Sunday, 13 April 2014

A small family business

This is another theatre revival, of an 1980s Alan Ayckbourn farce based on a wonderfully corrupt family furniture business. Jack comes back to takeover as Chief Executive of the family firm. It opens with a great scene where he comes home to a surprise party, the guests being carefully secreted in the living room by his wife. Unfortunately Jack decides that what he really wants is a bit of how's-your-father with his wife. We watch as he gradually strips off his shirt, uses his tie as a bandana and heads in promising his wife some rough sex, to be greeted by his entire family. Unfortunately the play never gets another scene as funny.

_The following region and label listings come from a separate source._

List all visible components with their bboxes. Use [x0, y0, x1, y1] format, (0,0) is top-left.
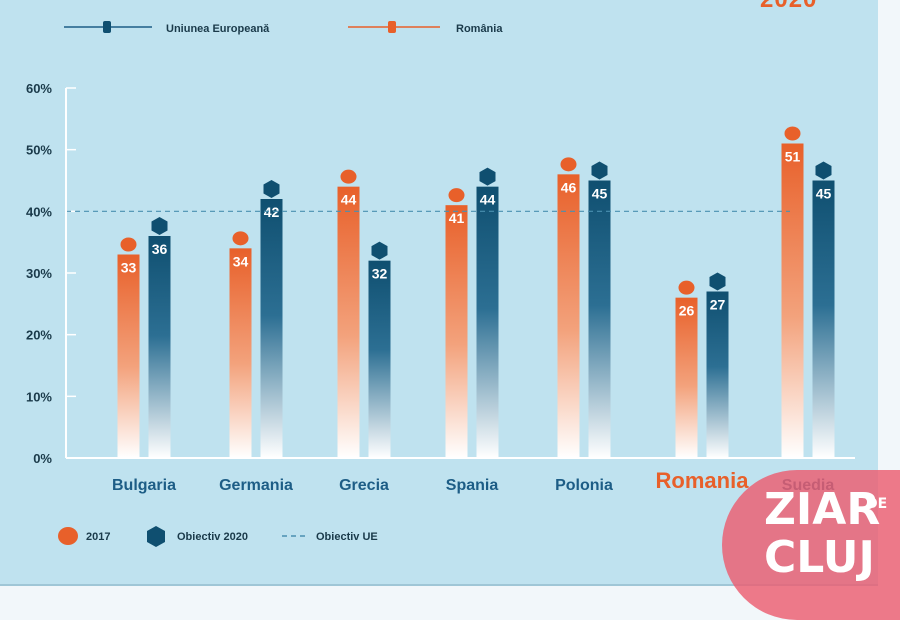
legend-ro-label: România: [456, 23, 503, 35]
bar-target-value: 45: [592, 186, 608, 202]
bar-2017-cap: [232, 231, 249, 246]
bar-2017-value: 41: [449, 210, 465, 226]
panel-edge: [0, 584, 878, 586]
bar-2017-value: 33: [121, 260, 137, 276]
legend-eu-label: Uniunea Europeană: [166, 23, 270, 35]
y-tick-label: 50%: [26, 143, 52, 158]
bar-2017-value: 34: [233, 253, 249, 269]
bar-target-cap: [591, 161, 608, 180]
bar-2017-cap: [678, 280, 695, 295]
bar-target: [368, 260, 391, 458]
bar-target-cap: [263, 180, 280, 198]
bar-2017: [117, 254, 140, 458]
bar-2017-value: 46: [561, 179, 577, 195]
bars: 33 36 34 42 44 32 41 44 46 45 26 27 51 45: [117, 126, 835, 459]
logo-word-de: DE: [866, 496, 888, 512]
bar-2017-cap: [340, 169, 357, 184]
x-tick-label: Grecia: [339, 477, 389, 494]
bar-target-value: 45: [816, 186, 832, 202]
bar-2017-cap: [560, 157, 577, 172]
bar-2017: [781, 143, 804, 458]
legend-2017-label: 2017: [86, 531, 110, 543]
bar-target-cap: [371, 241, 388, 260]
bar-2017-value: 51: [785, 149, 801, 165]
legend-ro-marker: [388, 21, 396, 33]
x-tick-label: Spania: [446, 477, 499, 494]
x-tick-label: Romania: [656, 468, 750, 493]
y-tick-label: 10%: [26, 389, 52, 404]
bar-target-value: 32: [372, 266, 388, 282]
bottom-legend: 2017 Obiectiv 2020 Obiectiv UE: [58, 526, 378, 547]
legend-eu-marker: [103, 21, 111, 33]
x-tick-label: Bulgaria: [112, 477, 176, 494]
chart-panel: [0, 0, 878, 584]
bar-2017-value: 44: [341, 192, 357, 208]
bar-target: [260, 199, 283, 458]
bar-target-value: 42: [264, 204, 280, 220]
x-axis-labels: Bulgaria Germania Grecia Spania Polonia Roman…: [112, 468, 834, 494]
grid-lines: [66, 87, 76, 398]
ziar-de-cluj-logo: ZIAR DE CLUJ: [722, 470, 900, 620]
bar-chart: Uniunea Europeană România 0% 10% 20% 30% 40%…: [26, 21, 855, 547]
y-tick-label: 30%: [26, 266, 52, 281]
legend-2017-marker: [58, 527, 78, 545]
y-tick-label: 20%: [26, 328, 52, 343]
bar-target: [706, 291, 729, 458]
bar-target: [148, 236, 171, 458]
bar-2017-value: 26: [679, 303, 695, 319]
legend-eu-target-label: Obiectiv UE: [316, 531, 378, 543]
legend-target-marker: [147, 526, 165, 547]
bar-target: [812, 180, 835, 458]
bar-2017-cap: [448, 188, 465, 203]
logo-word-ziar: ZIAR: [764, 484, 881, 535]
bar-target-cap: [815, 161, 832, 180]
top-legend: Uniunea Europeană România: [64, 21, 503, 35]
bar-target-value: 36: [152, 241, 168, 257]
legend-target-label: Obiectiv 2020: [177, 531, 248, 543]
bar-target: [588, 180, 611, 458]
bar-target-cap: [479, 167, 496, 186]
y-tick-label: 0%: [33, 451, 52, 466]
bar-2017: [675, 297, 698, 458]
y-tick-label: 60%: [26, 81, 52, 96]
x-tick-label: Germania: [219, 477, 293, 494]
bar-target-value: 44: [480, 192, 496, 208]
y-tick-label: 40%: [26, 204, 52, 219]
y-axis-ticks: 0% 10% 20% 30% 40% 50% 60%: [26, 81, 52, 466]
bar-target: [476, 186, 499, 458]
bar-target-value: 27: [710, 297, 726, 313]
bar-2017: [445, 205, 468, 458]
logo-word-cluj: CLUJ: [764, 532, 875, 583]
bar-2017: [229, 248, 252, 458]
bar-2017-cap: [784, 126, 801, 141]
bar-target-cap: [709, 272, 726, 291]
bar-2017: [337, 186, 360, 458]
bar-2017: [557, 174, 580, 459]
bar-target-cap: [151, 217, 168, 235]
x-tick-label: Polonia: [555, 477, 613, 494]
title-fragment: 2020: [760, 0, 817, 14]
bar-2017-cap: [120, 237, 137, 252]
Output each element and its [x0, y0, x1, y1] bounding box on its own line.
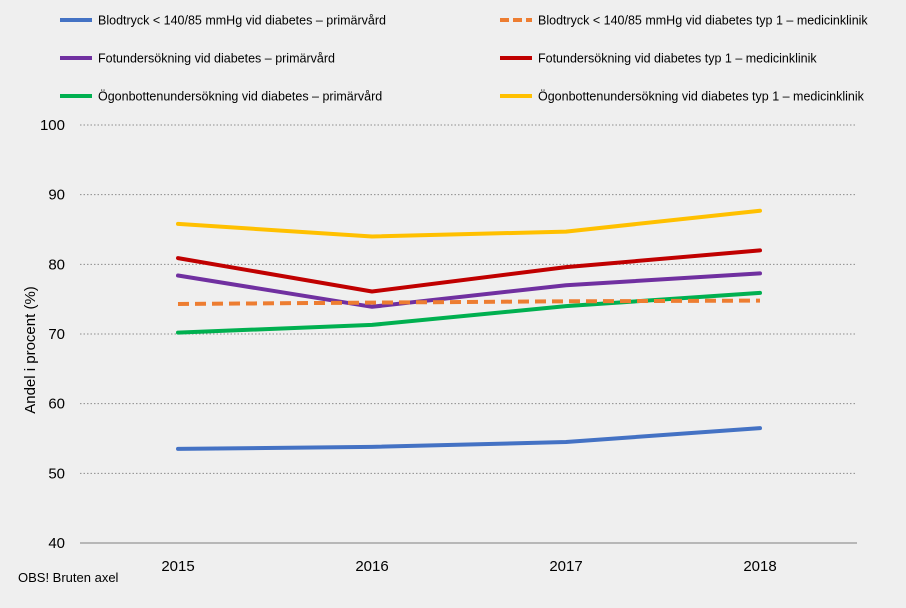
legend-label: Blodtryck < 140/85 mmHg vid diabetes – p… — [98, 14, 386, 28]
broken-axis-note: OBS! Bruten axel — [18, 570, 119, 585]
series-line-1 — [177, 298, 761, 306]
y-tick-label: 70 — [48, 326, 65, 343]
series-line-4 — [176, 290, 762, 335]
gridlines — [80, 124, 857, 474]
series-line-5 — [176, 208, 762, 239]
x-tick-label: 2015 — [161, 558, 194, 575]
x-tick-label: 2018 — [743, 558, 776, 575]
y-tick-label: 90 — [48, 187, 65, 204]
y-axis-title: Andel i procent (%) — [22, 286, 39, 414]
legend-label: Ögonbottenundersökning vid diabetes typ … — [538, 90, 865, 104]
legend-label: Fotundersökning vid diabetes typ 1 – med… — [538, 52, 817, 66]
legend-label: Ögonbottenundersökning vid diabetes – pr… — [98, 90, 382, 104]
series-line-0 — [176, 426, 762, 451]
x-axis: 2015 2016 2017 2018 — [80, 542, 857, 575]
legend-label: Fotundersökning vid diabetes – primärvår… — [98, 52, 335, 66]
legend: Blodtryck < 140/85 mmHg vid diabetes – p… — [60, 14, 868, 104]
x-tick-label: 2016 — [355, 558, 388, 575]
y-tick-label: 80 — [48, 256, 65, 273]
series-line-3 — [176, 248, 762, 294]
y-axis: 40 50 60 70 80 90 100 — [40, 117, 65, 552]
x-tick-label: 2017 — [549, 558, 582, 575]
y-tick-label: 50 — [48, 465, 65, 482]
y-tick-label: 60 — [48, 396, 65, 413]
series-lines — [176, 208, 762, 451]
legend-label: Blodtryck < 140/85 mmHg vid diabetes typ… — [538, 14, 868, 28]
y-tick-label: 40 — [48, 535, 65, 552]
y-tick-label: 100 — [40, 117, 65, 134]
series-line-2 — [176, 271, 762, 309]
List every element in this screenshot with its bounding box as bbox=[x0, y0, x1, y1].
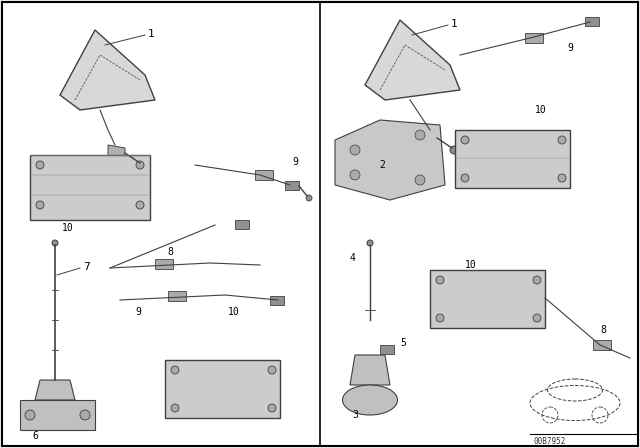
Text: 5: 5 bbox=[400, 338, 406, 348]
Polygon shape bbox=[335, 120, 445, 200]
Bar bbox=[20, 400, 95, 430]
Polygon shape bbox=[60, 30, 155, 110]
FancyBboxPatch shape bbox=[30, 155, 150, 220]
Circle shape bbox=[367, 240, 373, 246]
Circle shape bbox=[461, 174, 469, 182]
Circle shape bbox=[415, 175, 425, 185]
Text: 1: 1 bbox=[148, 29, 155, 39]
Text: 3: 3 bbox=[352, 410, 358, 420]
Text: 10: 10 bbox=[535, 105, 547, 115]
Circle shape bbox=[461, 136, 469, 144]
Text: 00B7952: 00B7952 bbox=[533, 436, 565, 445]
Circle shape bbox=[268, 366, 276, 374]
Text: 7: 7 bbox=[83, 262, 90, 272]
Text: 4: 4 bbox=[349, 253, 355, 263]
Circle shape bbox=[36, 161, 44, 169]
Text: 10: 10 bbox=[62, 223, 74, 233]
Circle shape bbox=[558, 174, 566, 182]
Circle shape bbox=[436, 314, 444, 322]
Text: 9: 9 bbox=[567, 43, 573, 53]
Bar bbox=[270, 296, 284, 305]
Circle shape bbox=[171, 404, 179, 412]
Ellipse shape bbox=[342, 385, 397, 415]
Bar bbox=[168, 291, 186, 301]
Circle shape bbox=[533, 276, 541, 284]
FancyBboxPatch shape bbox=[430, 270, 545, 328]
Circle shape bbox=[533, 314, 541, 322]
Bar bbox=[235, 220, 249, 229]
Circle shape bbox=[80, 410, 90, 420]
Circle shape bbox=[136, 201, 144, 209]
Circle shape bbox=[171, 366, 179, 374]
Circle shape bbox=[450, 146, 458, 154]
Circle shape bbox=[36, 201, 44, 209]
Bar bbox=[285, 181, 299, 190]
Bar bbox=[380, 345, 394, 354]
Text: 6: 6 bbox=[32, 431, 38, 441]
Circle shape bbox=[52, 240, 58, 246]
Bar bbox=[155, 259, 173, 269]
Bar bbox=[525, 33, 543, 43]
Text: 9: 9 bbox=[292, 157, 298, 167]
Bar bbox=[585, 17, 599, 26]
FancyBboxPatch shape bbox=[165, 360, 280, 418]
Bar bbox=[255, 170, 273, 180]
Text: 8: 8 bbox=[600, 325, 606, 335]
Circle shape bbox=[306, 195, 312, 201]
Polygon shape bbox=[350, 355, 390, 385]
Polygon shape bbox=[365, 20, 460, 100]
Circle shape bbox=[558, 136, 566, 144]
Circle shape bbox=[25, 410, 35, 420]
Circle shape bbox=[350, 145, 360, 155]
Text: 1: 1 bbox=[451, 19, 458, 29]
Bar bbox=[593, 340, 611, 350]
Text: 9: 9 bbox=[135, 307, 141, 317]
Circle shape bbox=[268, 404, 276, 412]
FancyBboxPatch shape bbox=[455, 130, 570, 188]
Polygon shape bbox=[420, 130, 437, 143]
Circle shape bbox=[436, 276, 444, 284]
Polygon shape bbox=[108, 145, 125, 158]
Circle shape bbox=[350, 170, 360, 180]
Text: 2: 2 bbox=[379, 160, 385, 170]
Text: 10: 10 bbox=[228, 307, 240, 317]
Text: 10: 10 bbox=[465, 260, 477, 270]
Circle shape bbox=[136, 161, 144, 169]
Circle shape bbox=[138, 161, 146, 169]
Circle shape bbox=[415, 130, 425, 140]
Text: 8: 8 bbox=[167, 247, 173, 257]
Polygon shape bbox=[35, 380, 75, 400]
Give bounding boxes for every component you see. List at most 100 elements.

That isn't to say its a bad evening, or unfunny. Just perhaps not Ayckbourn's best play. The cast are good, especially the wonderfully creepy private investigator who almost oozes slime as he walks. Employed to find out who is ripping the company off, it soon becomes evident that it is his whole family. However, its the PI who proves the most corruptible of all, and the most troublesome to get rid of. Eventually he meets his fate at the hands of the womenfolk in the family bathroom. Which then requires more money to pay the Italians to dispose of his body.

The serious theme to this play, just discernible above the farce, is that when one starts with dishonesty, it just leads to more and more and is very difficult to stop.